Tuesday, December 12, 2006

The Good News and the Bad News


Good News: Kofi Annan gives his final speech as UN Secretary General (woohoo!). In a time when the free world is threatened by Islamofascists and totalitarians with nukes, what did Annan decide to focus on?

Kofi Annan, nearing the end of his tenure as U.N. secretary-general, urged the United States on Monday to shun go-it-alone diplomacy and human rights abuses committed in the name of its "war on terror."
...
"More than ever today Americans, like the rest of humanity, need a functioning global system through which the world's peoples can face global challenges together," Annan said. "And in order to function, the system still cries out for far-sighted American leadership, in the Truman tradition."
It gets better:
"It is only through multilateral institutions that states can hold each other to account. And that makes it very important to organize those institutions in a fair and democratic way, giving the poor and the weak some influence over the actions of the rich and the strong," he said.
Kofi Annan preaching about accountability. Thoughts come to mind: Oil for Food, peacekeeper rape, prostitution and paedophilia scandals in Congo and Haiti, the anti-Israel Human Rights Commission being superceded by the even more anti-Israel Human Rights Council. Darfur, Rwanda, Bosnia. More sexual abuse by peacekeepers. Kojo Annan and Cotecna. Congo, Somalia ... fingers starting to ache listing these out ...

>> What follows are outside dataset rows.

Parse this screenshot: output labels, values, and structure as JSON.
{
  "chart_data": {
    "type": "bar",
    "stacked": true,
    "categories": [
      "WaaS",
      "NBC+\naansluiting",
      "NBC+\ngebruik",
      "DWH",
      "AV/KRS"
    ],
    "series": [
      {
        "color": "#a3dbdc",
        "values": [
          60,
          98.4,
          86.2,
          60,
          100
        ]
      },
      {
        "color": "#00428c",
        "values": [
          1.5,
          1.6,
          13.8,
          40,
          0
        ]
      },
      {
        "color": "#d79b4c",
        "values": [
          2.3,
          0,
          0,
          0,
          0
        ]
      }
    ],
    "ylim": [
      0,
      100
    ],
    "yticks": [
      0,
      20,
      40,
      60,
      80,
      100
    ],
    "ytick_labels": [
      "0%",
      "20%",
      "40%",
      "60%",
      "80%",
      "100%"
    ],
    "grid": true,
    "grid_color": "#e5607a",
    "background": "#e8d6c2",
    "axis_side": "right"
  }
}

The irony in the second sentence knows no bound. The UN is more about enabling voting blocs of undemocratic tyrannies than it is about fairness and democracy. One democracy one vote, one tyrant one vote. By giving the poor and weak influence over rich and strong at the international level, the UN has enabled rich and strong tyrants at the intranational level to commit genocide and ethnic cleansing on the poor and weak.

But now the Bad News.

From the same Reuters article:
Annan steps down at the end of the month, to be succeeded by Ban Ki-Moon of South Korea.
Looks like the UN isn't shutting down with the departure of Annan, then.